Still, within that margin, there is opportunity for both candidates. Wiley is ahead of Garcia, but Garcia’s growth potential might be greater. She was the candidate of upscale liberals in Manhattan and Brooklyn, but she also probably showed up on many of Wiley’s ballots in the young, more left areas of Brooklyn and Queens. Her surname may have given her purchase in some Spanish-speaking areas. She was, largely, an inoffensive candidate, relative to Adams at least. Non-polarizing contenders end up on more ballots. That’s how RCV works.

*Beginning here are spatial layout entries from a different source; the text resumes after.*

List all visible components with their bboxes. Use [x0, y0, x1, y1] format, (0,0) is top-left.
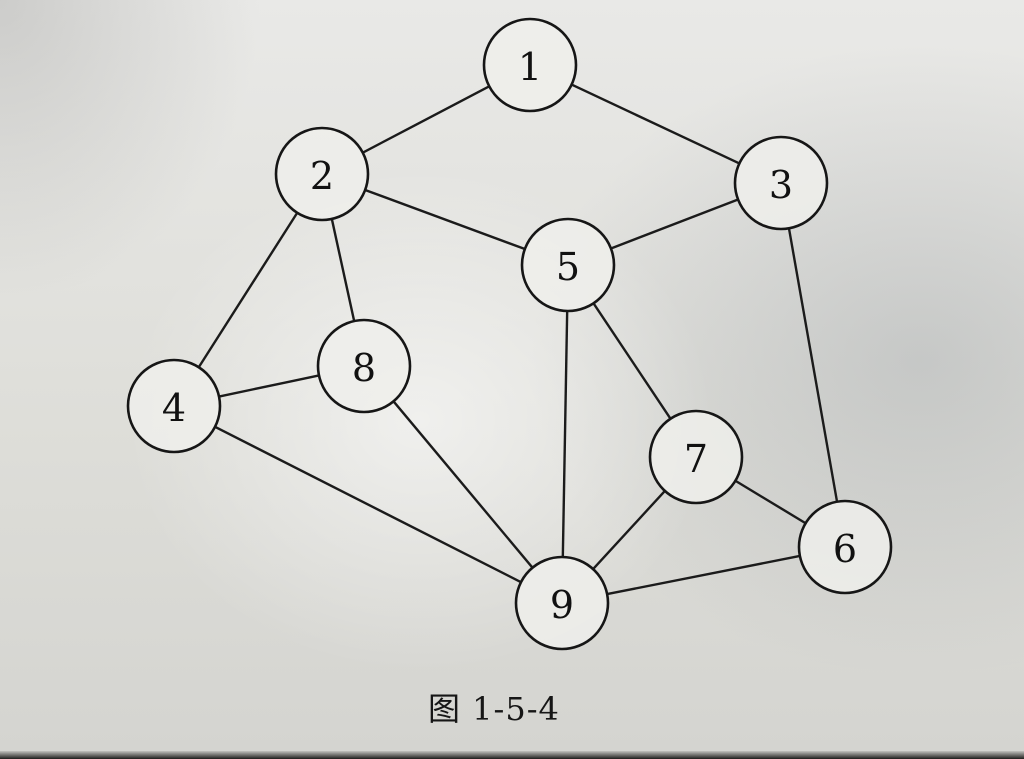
node-circle — [733, 135, 829, 231]
edge-9-6 — [606, 554, 801, 596]
node-circle — [316, 318, 412, 414]
node-circle — [514, 555, 610, 651]
node-label: 2 — [310, 154, 334, 198]
node-circle — [520, 217, 616, 313]
node-label: 1 — [518, 45, 542, 89]
edge-2-4 — [197, 212, 299, 368]
node-label: 7 — [684, 437, 708, 481]
edge-2-5 — [364, 188, 526, 251]
edge-7-9 — [592, 490, 666, 570]
node-label: 9 — [550, 583, 574, 627]
node-circle — [797, 499, 893, 595]
edges-layer — [197, 83, 839, 596]
edge-3-5 — [610, 198, 739, 250]
lighting-shadow — [0, 0, 260, 300]
edge-3-6 — [787, 228, 839, 502]
node-label: 6 — [833, 527, 857, 571]
edge-4-8 — [218, 374, 320, 398]
node-3: 3 — [733, 135, 829, 231]
node-4: 4 — [126, 358, 222, 454]
node-label: 3 — [769, 163, 793, 207]
node-circle — [126, 358, 222, 454]
node-6: 6 — [797, 499, 893, 595]
edge-1-2 — [362, 85, 490, 154]
node-label: 4 — [162, 386, 186, 430]
edge-2-8 — [330, 218, 356, 322]
node-label: 5 — [556, 245, 580, 289]
node-5: 5 — [520, 217, 616, 313]
node-7: 7 — [648, 409, 744, 505]
edge-8-9 — [392, 400, 534, 569]
node-circle — [274, 126, 370, 222]
edge-5-7 — [592, 302, 672, 420]
node-2: 2 — [274, 126, 370, 222]
edge-5-9 — [561, 310, 569, 558]
node-1: 1 — [482, 17, 578, 113]
node-8: 8 — [316, 318, 412, 414]
nodes-layer: 1 2 3 4 5 6 7 8 9 — [126, 17, 893, 651]
node-9: 9 — [514, 555, 610, 651]
edge-4-9 — [214, 425, 522, 584]
node-label: 8 — [352, 346, 376, 390]
page-bottom-edge — [0, 751, 1024, 759]
edge-1-3 — [571, 83, 740, 165]
node-circle — [648, 409, 744, 505]
edge-7-6 — [734, 479, 807, 525]
figure-caption: 图 1-5-4 — [428, 690, 560, 728]
node-circle — [482, 17, 578, 113]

I am not enough of an expert, or good at math, to tell you if Garcia can make up the difference. It’s possible she just finished too far behind on Tuesday to play catch up. But a scenario where she does—where the tabulation shows her rising, rising, rising, and then overtaking Adams—is one that will bring with it its own level of strife, thanks to Adams. Adams has already signaled he is not going to accept a result that shows him behind. His surrogates have been even more blunt. The racial politics of this could be ugly; in a totally valid election, a white woman defeats a Black man. It will feed the impression, entirely mistaken, RCV disadvantages nonwhite candidates.
What RCV does do is disadvantage polarizing, divisive campaigns that bring in as many people as they alienate. A different candidate of color could have won this election far more handily. Imagine, for a moment, Hakeem Jeffries or Jumaane Williams in Adams’ place. These men are ideologically different—Jeffries is more corporate-aligned, and very supportive of charter schools—but would be able to coalition-build in a more effective way throughout New York City. Someone of Adams’ CV and pedigree—a former cop who is also a voice for reform—should have done, arguably, a lot better in this race, especially against a rather weak field of contenders who had never, with a few exceptions, run countywide or citywide before.
If Adams does not win, there could very well be raucous marches and protests. There will be neighborhoods that feel the election was robbed from them. Their leaders, if they are Adams-aligned, will be cementing that narrative. It could be a hot, furious summer, with the national politics of election denial brought home to a deeply Democratic city. Let’s see what happens.